Goldcorp Porcupine Gold Mines has spent hundreds of thousands of dollars on the project but avid ATV riders may see its demise, according to PGM environmental engineer László Götz.
Much of the success of PGM’s rejuvenation effort is based on the plan of adding bio-solids to the tailings, thus creating a suitable base of nutrients where grasses, shrubs and trees can flourish. The company has also begun hydro-seeding the land in a high-priced effort to regreen the area.
The work has been applauded by many residents living in and around the old Delnite townsite, who complained for years about dust blowing off the top of the tailings. Controlling the dust is one of the reasons why PGM is working to rejuvenate the land.
The problem is that ATV riders and dirt-bikers are tearing up the reseeded areas by riding all over PGM’s private property.
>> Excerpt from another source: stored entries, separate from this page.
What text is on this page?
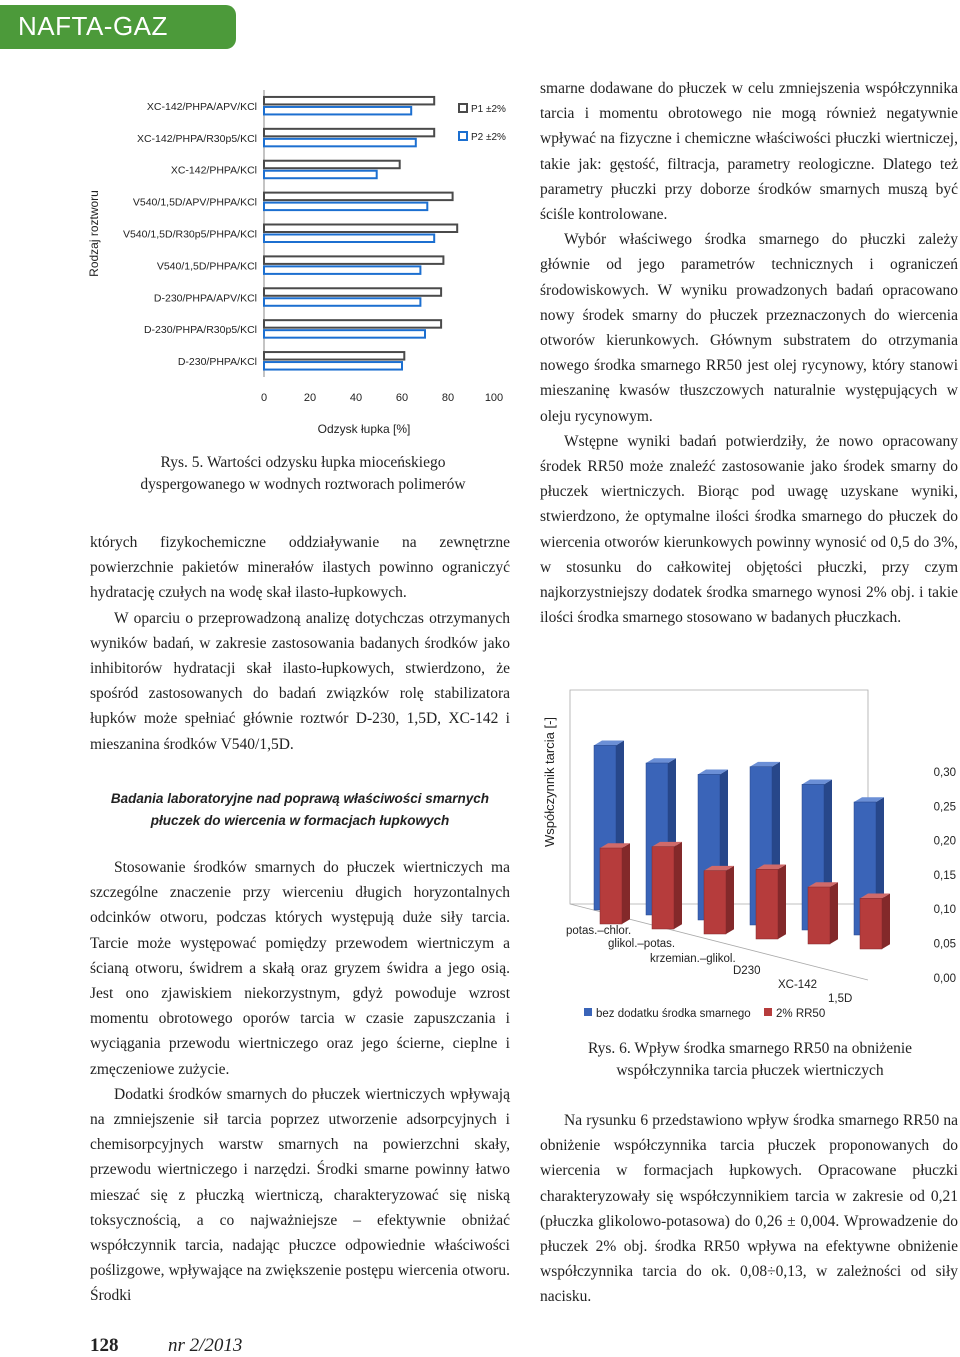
NAFTA-GAZ
Rodzaj roztworu
XC-142/PHPA/APV/KCl
XC-142/PHPA/R30p5/KCl
XC-142/PHPA/KCl
V540/1,5D/APV/PHPA/KCl
V540/1,5D/R30p5/PHPA/KCl
V540/1,5D/PHPA/KCl
D-230/PHPA/APV/KCl
D-230/PHPA/R30p5/KCl
D-230/PHPA/KCl
0	20	40	60	80	100
Odzysk łupka [%]
P1 ±2%
P2 ±2%
Rys. 5. Wartości odzysku łupka mioceńskiego dyspergowanego w wodnych roztworach polimerów

których fizykochemiczne oddziaływanie na zewnętrzne powierzchnie pakietów minerałów ilastych powinno ograniczyć hydratację czułych na wodę skał ilasto-łupkowych.

W oparciu o przeprowadzoną analizę dotychczas otrzymanych wyników badań, w zakresie zastosowania badanych środków jako inhibitorów hydratacji skał ilasto-łupkowych, stwierdzono, że spośród zastosowanych do badań związków rolę stabilizatora łupków może spełniać głównie roztwór D-230, 1,5D, XC-142 i mieszanina środków V540/1,5D.

Badania laboratoryjne nad poprawą właściwości smarnych płuczek do wiercenia w formacjach łupkowych

Stosowanie środków smarnych do płuczek wiertniczych ma szczególne znaczenie przy wierceniu długich horyzontalnych odcinków otworu, podczas których występują duże siły tarcia. Tarcie może występować pomiędzy przewodem wiertniczym a ścianą otworu, świdrem a skałą oraz gryzem świdra a jego osią. Jest ono zjawiskiem niekorzystnym, gdyż powoduje wzrost momentu obrotowego oporów tarcia w czasie zapuszczania i wyciągania przewodu wiertniczego oraz jego ścierne, cieplne i zmęczeniowe zużycie.

Dodatki środków smarnych do płuczek wiertniczych wpływają na zmniejszenie sił tarcia poprzez utworzenie adsorpcyjnych i chemisorpcyjnych warstw smarnych na powierzchni skały, przewodu wiertniczego i narzędzi. Środki smarne powinny łatwo mieszać się z płuczką wiertniczą, charakteryzować się niską toksycznością, a co najważniejsze – efektywnie obniżać współczynnik tarcia, nadając płuczce odpowiednie właściwości poślizgowe, wpływające na zwiększenie postępu wiercenia otworu. Środki

smarne dodawane do płuczek w celu zmniejszenia współczynnika tarcia i momentu obrotowego nie mogą również negatywnie wpływać na fizyczne i chemiczne właściwości płuczki wiertniczej, takie jak: gęstość, filtracja, parametry reologiczne. Dlatego też parametry płuczki przy doborze środków smarnych muszą być ściśle kontrolowane.

Wybór właściwego środka smarnego do płuczki zależy głównie od jego parametrów technicznych i ograniczeń środowiskowych. W wyniku prowadzonych badań opracowano nowy środek smarny do płuczek przeznaczonych do wiercenia otworów kierunkowych. Głównym substratem do otrzymania nowego środka smarnego RR50 jest olej rycynowy, który stanowi mieszaninę kwasów tłuszczowych naturalnie występujących w oleju rycynowym.

Wstępne wyniki badań potwierdziły, że nowo opracowany środek RR50 może znaleźć zastosowanie jako środek smarny do płuczek wiertniczych. Biorąc pod uwagę uzyskane wyniki, stwierdzono, że optymalne ilości środka smarnego do płuczek do wiercenia otworów kierunkowych powinny wynosić od 0,5 do 3%, w stosunku do całkowitej objętości płuczki, przy czym najkorzystniejszy dodatek środka smarnego wynosi 2% obj. i takie ilości środka smarnego stosowano w badanych płuczkach.

Współczynnik tarcia [-]	0,30
0,25
0,20
0,15
0,10
0,05
0,00
potas.–chlor.
glikol.–potas.
krzemian.–glikol.
D230
XC-142
1,5D
bez dodatku środka smarnego 2% RR50
Rys. 6. Wpływ środka smarnego RR50 na obniżenie współczynnika tarcia płuczek wiertniczych

Na rysunku 6 przedstawiono wpływ środka smarnego RR50 na obniżenie współczynnika tarcia płuczek proponowanych do wiercenia w formacjach łupkowych. Opracowane płuczki charakteryzowały się współczynnikiem tarcia w zakresie od 0,21 (płuczka glikolowo-potasowa) do 0,26 ± 0,004. Wprowadzenie do płuczek 2% obj. środka RR50 wpływa na efektywne obniżenie współczynnika tarcia do ok. 0,08÷0,13, w zależności od siły nacisku.

128	nr 2/2013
PGM project assistant Bev Taylor says signs and barriers are being installed at all known access points to the various tailings areas, aimed at ATV and dirt-bike riders. “They don’t always pay attention,” she admits.
She says it’s not only to stop the riders from destroying new vegetation, but also for the protection of the trespassers so they don’t get in the way of the large machines.
“There’s heavy trucks everywhere out here,” she explains as one of the mammoth rock hauling machines roars along the back roads bringing another load of crushed rock that is used to stabilize the slopes of the tailings dams.
She adds that PGM is going to the expense to adding large boulders, weighing many thousands of kilograms, all along the perimeter at the top of the tailings. The idea is to keep trespassers from destroying the fragile re-vegetation area. PGM is hoping the boulders will discourage the ATV riders from trespassing.
The continued presence of the riders is frustrating for Götz, who has watched as his efforts get destroyed.
“Not only millions of dollars worth of repair work is at stake, but also the health of the nearby residents, who in the past endured dusting coming from the barred tailings surfaces, and who oh-so-loudly complained about it to the media last fall,” he said.
PGM is also in the process of cleaning up the old Aunor tailings located nearby and because of the trespassers at the Delnite, extra money, materials and manpower will be spent on those tailings as well, in an effort to keep ATVers away.